The second one is when we talk about GameFi, the perspective we’ve learned is it’s not just about bringing finance into games, it’s about gamifying finance. I would argue that Polymarket is actually GameFi. If you’re trading on PolyMarket, you’re experiencing an entertainment experience that is gamified.

 

That’s the culture of Gen Alpha. In other words, products such as Robinhood and eToro that do social trading and leaderboards, are going to be more gamified, are going to be more successful with the younger generation. These are all gamification methods. Gaming has been a test bed and has advanced this. There’s a lot to be learned, so I think we should look at what other gamification methods you can take into other applications of finance, which makes them more inclusive and broader.

 

Finally, I want to talk about Anichess and the CHECK token. It’s not a billion-dollar token. It’s around $60 million FDV, but for a chess game, that’s pretty good.

 

What I find interesting is it’s held up fairly well, comparatively speaking, because it wasn’t the craziest highest valuation, but it has reasonable liquidity for the size of the token. It’s got people like Chess.com and Magnus Carlsen behind it. That’s what we should be looking for, for most games. If your entry point is $10, $20 million, that’s good. Have fun with the game. Grow from that. I think there’s going to be many, many more games in this area.
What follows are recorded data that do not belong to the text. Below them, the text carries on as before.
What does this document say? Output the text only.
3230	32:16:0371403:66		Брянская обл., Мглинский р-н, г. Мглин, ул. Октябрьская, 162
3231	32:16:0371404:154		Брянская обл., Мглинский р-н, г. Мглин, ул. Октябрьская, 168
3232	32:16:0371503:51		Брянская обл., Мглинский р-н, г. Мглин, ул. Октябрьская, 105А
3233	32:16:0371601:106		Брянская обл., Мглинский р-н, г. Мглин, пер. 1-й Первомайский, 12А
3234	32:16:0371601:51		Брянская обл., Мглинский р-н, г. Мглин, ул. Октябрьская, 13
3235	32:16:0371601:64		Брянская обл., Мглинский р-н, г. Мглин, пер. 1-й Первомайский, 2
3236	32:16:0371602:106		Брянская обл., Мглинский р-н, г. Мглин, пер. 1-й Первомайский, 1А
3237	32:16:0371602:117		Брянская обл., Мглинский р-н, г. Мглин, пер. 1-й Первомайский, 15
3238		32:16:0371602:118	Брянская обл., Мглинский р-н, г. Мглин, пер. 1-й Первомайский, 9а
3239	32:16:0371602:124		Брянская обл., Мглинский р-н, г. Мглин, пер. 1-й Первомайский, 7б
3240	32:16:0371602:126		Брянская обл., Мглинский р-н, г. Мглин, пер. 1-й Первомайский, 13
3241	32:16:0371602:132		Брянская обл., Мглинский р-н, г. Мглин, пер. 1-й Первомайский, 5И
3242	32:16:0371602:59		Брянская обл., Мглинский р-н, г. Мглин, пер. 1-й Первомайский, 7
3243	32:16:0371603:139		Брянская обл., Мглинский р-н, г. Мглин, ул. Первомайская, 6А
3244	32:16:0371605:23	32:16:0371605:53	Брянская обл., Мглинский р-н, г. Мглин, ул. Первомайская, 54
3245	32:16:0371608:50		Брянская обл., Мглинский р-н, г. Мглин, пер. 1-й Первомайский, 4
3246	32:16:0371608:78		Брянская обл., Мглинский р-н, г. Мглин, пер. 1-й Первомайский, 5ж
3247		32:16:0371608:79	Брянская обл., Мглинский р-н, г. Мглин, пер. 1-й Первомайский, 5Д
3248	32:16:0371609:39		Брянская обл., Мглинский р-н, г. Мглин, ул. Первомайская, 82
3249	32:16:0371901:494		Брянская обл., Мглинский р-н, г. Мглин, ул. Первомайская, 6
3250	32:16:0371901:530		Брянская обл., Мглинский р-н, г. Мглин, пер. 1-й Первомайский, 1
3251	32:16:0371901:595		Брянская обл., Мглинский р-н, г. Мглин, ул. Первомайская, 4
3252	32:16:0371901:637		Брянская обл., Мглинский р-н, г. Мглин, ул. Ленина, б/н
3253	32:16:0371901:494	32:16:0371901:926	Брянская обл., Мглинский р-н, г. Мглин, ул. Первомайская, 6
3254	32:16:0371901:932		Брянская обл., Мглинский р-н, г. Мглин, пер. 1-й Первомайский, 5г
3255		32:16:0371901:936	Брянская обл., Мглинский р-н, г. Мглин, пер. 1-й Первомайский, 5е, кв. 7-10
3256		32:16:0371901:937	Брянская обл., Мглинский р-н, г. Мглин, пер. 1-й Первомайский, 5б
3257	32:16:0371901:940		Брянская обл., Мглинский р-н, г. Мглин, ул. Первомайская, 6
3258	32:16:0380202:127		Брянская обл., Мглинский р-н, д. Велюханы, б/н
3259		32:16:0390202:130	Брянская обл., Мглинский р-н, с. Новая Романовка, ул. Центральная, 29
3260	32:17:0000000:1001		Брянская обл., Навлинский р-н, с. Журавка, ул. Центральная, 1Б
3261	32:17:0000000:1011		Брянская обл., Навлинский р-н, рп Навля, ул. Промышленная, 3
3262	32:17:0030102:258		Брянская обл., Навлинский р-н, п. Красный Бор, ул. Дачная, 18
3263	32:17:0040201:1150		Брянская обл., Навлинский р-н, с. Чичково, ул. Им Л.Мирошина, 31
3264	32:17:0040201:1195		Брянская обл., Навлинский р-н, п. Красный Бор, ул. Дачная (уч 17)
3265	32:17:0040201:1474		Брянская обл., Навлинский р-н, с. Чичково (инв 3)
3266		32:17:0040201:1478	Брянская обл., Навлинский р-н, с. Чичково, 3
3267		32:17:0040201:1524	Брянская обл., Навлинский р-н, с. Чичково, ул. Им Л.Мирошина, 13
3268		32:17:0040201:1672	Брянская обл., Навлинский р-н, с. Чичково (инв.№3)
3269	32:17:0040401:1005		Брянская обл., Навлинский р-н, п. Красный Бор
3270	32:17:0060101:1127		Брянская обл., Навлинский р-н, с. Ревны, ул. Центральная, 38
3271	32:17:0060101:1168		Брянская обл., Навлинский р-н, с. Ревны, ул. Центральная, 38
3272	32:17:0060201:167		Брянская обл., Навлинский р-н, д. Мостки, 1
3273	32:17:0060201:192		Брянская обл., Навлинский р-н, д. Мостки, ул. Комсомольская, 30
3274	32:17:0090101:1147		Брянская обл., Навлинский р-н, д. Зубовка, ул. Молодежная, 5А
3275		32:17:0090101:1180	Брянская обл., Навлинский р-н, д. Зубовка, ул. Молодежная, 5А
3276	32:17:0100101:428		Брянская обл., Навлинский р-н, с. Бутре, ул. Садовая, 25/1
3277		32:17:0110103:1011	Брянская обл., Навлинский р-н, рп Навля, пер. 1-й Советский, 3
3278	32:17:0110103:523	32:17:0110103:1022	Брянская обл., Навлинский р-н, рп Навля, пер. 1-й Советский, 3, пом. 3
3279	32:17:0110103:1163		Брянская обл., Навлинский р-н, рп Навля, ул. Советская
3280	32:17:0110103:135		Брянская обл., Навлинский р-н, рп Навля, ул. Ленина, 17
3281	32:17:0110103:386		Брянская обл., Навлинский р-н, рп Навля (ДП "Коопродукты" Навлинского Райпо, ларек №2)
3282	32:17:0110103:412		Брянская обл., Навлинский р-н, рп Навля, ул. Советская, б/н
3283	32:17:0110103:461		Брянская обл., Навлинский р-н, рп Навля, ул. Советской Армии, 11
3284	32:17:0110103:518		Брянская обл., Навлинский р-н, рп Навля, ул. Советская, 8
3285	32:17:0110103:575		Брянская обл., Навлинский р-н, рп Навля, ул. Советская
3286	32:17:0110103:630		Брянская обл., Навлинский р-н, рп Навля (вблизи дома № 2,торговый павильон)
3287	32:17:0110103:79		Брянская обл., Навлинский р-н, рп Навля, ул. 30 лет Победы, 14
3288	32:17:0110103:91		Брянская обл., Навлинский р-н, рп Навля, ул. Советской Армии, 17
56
We hope Anichess could be more valuable, but that it should already be celebrated as a success because most indie game studios in the world will say, ‘I want that’.

 

The token model will work. Just don’t be greedy about it. I think we fell, many of us fell into this trap that it should be worth a billion. That’s a mistake, right? Just be happy with what you have and make it sustainable. Get the right level that brings everyone in. Because if your game starts at 10 or 20 [million], when it’s 30-40 [million], it’s long-term sustainable without creating that same volatility around something that pumped really high and dropped really fast. That’s how you destroy your fan base.